Assim estão as feridas maltratadas, não cicatrizadas. Mas há ainda fatos mais obscuros.
No primeiro semestre de 1968, o Rio de Janeiro quase foi palco de um dos maiores atos terroristas do mundo, o famoso caso Para-Sar, pelo qual o brigadeiro João Paulo Burnier, deu ordens a um seu subordinado para explodir o Gasômetro de São Cristóvão, em hora de grande movimento, para matar cerca de 100.000 pessoas e jogar a culpa nos comunistas. Semelhante barbaridade não se consumou porque o subordinado era uma pessoa de caráter ilibado e responsabilidade com seu povo e sua Pátria, o capitão Sérgio de Carvalho, conhecido como Sérgio Macaco, que se rebelou, não cumpriu a ordem e a denunciou.
Anos depois, entre 20 e 22 de janeiro de 1971, o ex-deputado Rubens Paiva é morto no Rio de Janeiro, esclarecendo-se depois ter sido liquidado sob tortura em dependências da Aeronáutica, onde pontificava o brigadeiro Burnier.
Em 10 de junho de 1971, cerca de 4 meses após a morte de Rubens Paiva, é morto no Rio, sob tortura, Stuart Angel Jones, um jovem de 25 anos, em dependências da Aeronáutica, onde mandava o brigadeiro Burnier.
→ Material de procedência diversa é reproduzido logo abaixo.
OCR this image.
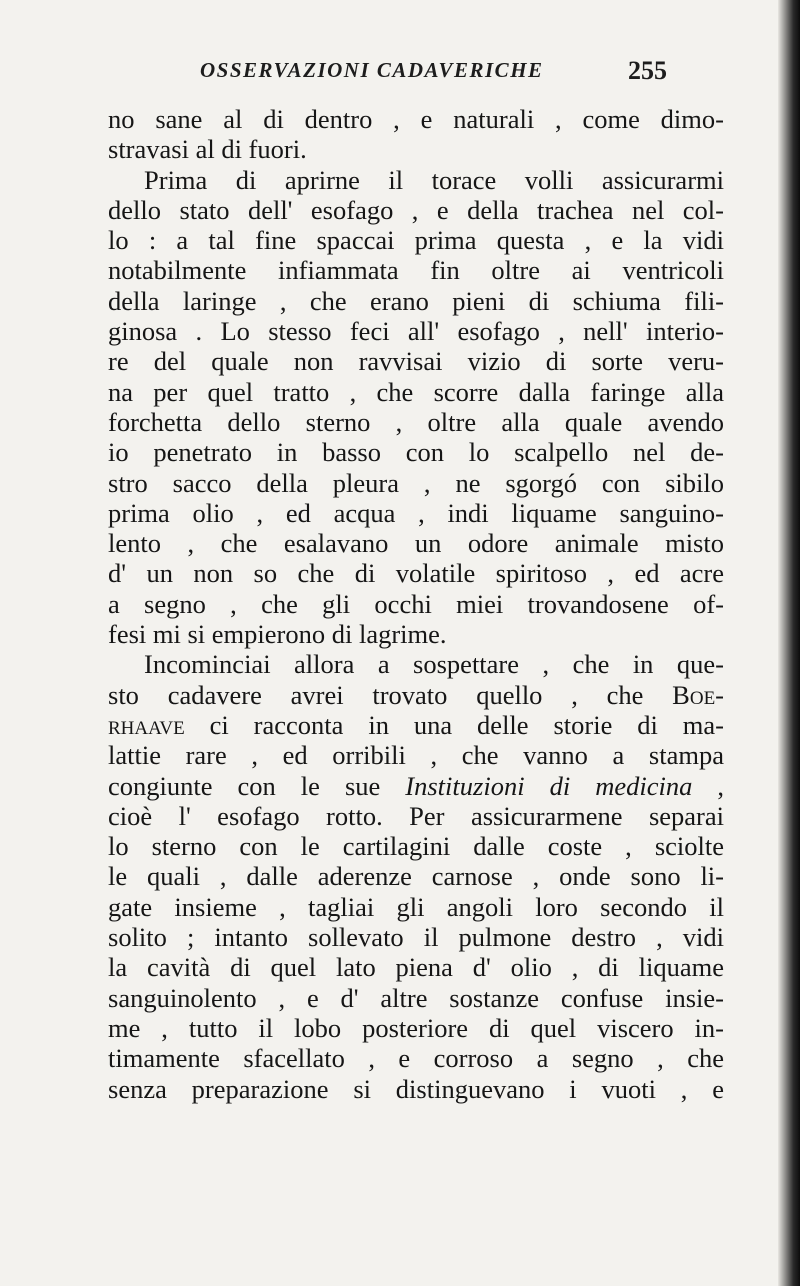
OSSERVAZIONI CADAVERICHE	255
no sane al di dentro , e naturali , come dimo-
stravasi al di fuori.
Prima di aprirne il torace volli assicurarmi
dello stato dell' esofago , e della trachea nel col-
lo : a tal fine spaccai prima questa , e la vidi
notabilmente infiammata fin oltre ai ventricoli
della laringe , che erano pieni di schiuma fili-
ginosa . Lo stesso feci all' esofago , nell' interio-
re del quale non ravvisai vizio di sorte veru-
na per quel tratto , che scorre dalla faringe alla
forchetta dello sterno , oltre alla quale avendo
io penetrato in basso con lo scalpello nel de-
stro sacco della pleura , ne sgorgó con sibilo
prima olio , ed acqua , indi liquame sanguino-
lento , che esalavano un odore animale misto
d' un non so che di volatile spiritoso , ed acre
a segno , che gli occhi miei trovandosene of-
fesi mi si empierono di lagrime.
Incominciai allora a sospettare , che in que-
sto cadavere avrei trovato quello , che Boe-
rhaave ci racconta in una delle storie di ma-
lattie rare , ed orribili , che vanno a stampa
congiunte con le sue Instituzioni di medicina ,
cioè l' esofago rotto. Per assicurarmene separai
lo sterno con le cartilagini dalle coste , sciolte
le quali , dalle aderenze carnose , onde sono li-
gate insieme , tagliai gli angoli loro secondo il
solito ; intanto sollevato il pulmone destro , vidi
la cavità di quel lato piena d' olio , di liquame
sanguinolento , e d' altre sostanze confuse insie-
me , tutto il lobo posteriore di quel viscero in-
timamente sfacellato , e corroso a segno , che
senza preparazione si distinguevano i vuoti , e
Agora bem, dois meses depois da morte de Rubens Paiva e dois meses antes da morte de Stuart Angel, também no Rio de Janeiro, em 14 de junho de 1971, desaparece Anísio Teixeira, o maior educador brasileiro, aquele que levantou entre nós em primeiro lugar e com mais força a bandeira da educação pública, universal e gratuita. Procurado por Abgar Renault, da Academia Brasileira de Letras, o general Syzeno Sarmento, então comandante do I Exército, tranquilizou-o dizendo-lhe que Anísio Teixeira estava prestando esclarecimentos em dependências da Aeronáutica e logo seria liberado. O educador apareceu morto no fosso de um elevador. Notícia de origem nunca esclarecida divulgou que ele ali caíra e morrera.
Em carta dirigida ao Presidente Ernesto Geisel, o Brigadeiro Eduardo Gomes referiu-se ao Brigadeiro Burnier como, “um insano mental inspirado por instintos perversos e sanguinários, sob o pretexto de proteger o Brasil do perigo comunista.” Eram homens deste tipo que mandaram no país.
Agora, 47 anos depois, está prestes a ser publicada a obra “A morte de Anísio Teixeira – desmontada a farsa da queda no elevador” de autoria do professor da UFBA João Augusto de Lima Rocha, na qual o professor demonstra, a partir de minuciosa pesquisa, que não houve queda, mas colocação do cadáver do educador no local onde foi encontrado. Anísio foi assassinado.
Revelações da CIA, execuções sumárias, feridas não cicatrizadas, descobertas sendo feitas, tudo isso deve ser lembrado quando o país precisa sair da crise em que se encontra, não dando um passo atrás, no sentido do obscurantismo mais retrógrado, mas um passo à frente, espancando essa parte sinistra de nossa história, colocando nos porões todos os golpes contra o povo, o de 1964 e o de 2016, restaurando a democracia, prestando contas com sua história e indo para a construção de uma grande Nação.
*Haroldo Lima é membro da Comissão Política Nacional do Comitê Central do Partido Comunista do Brasil.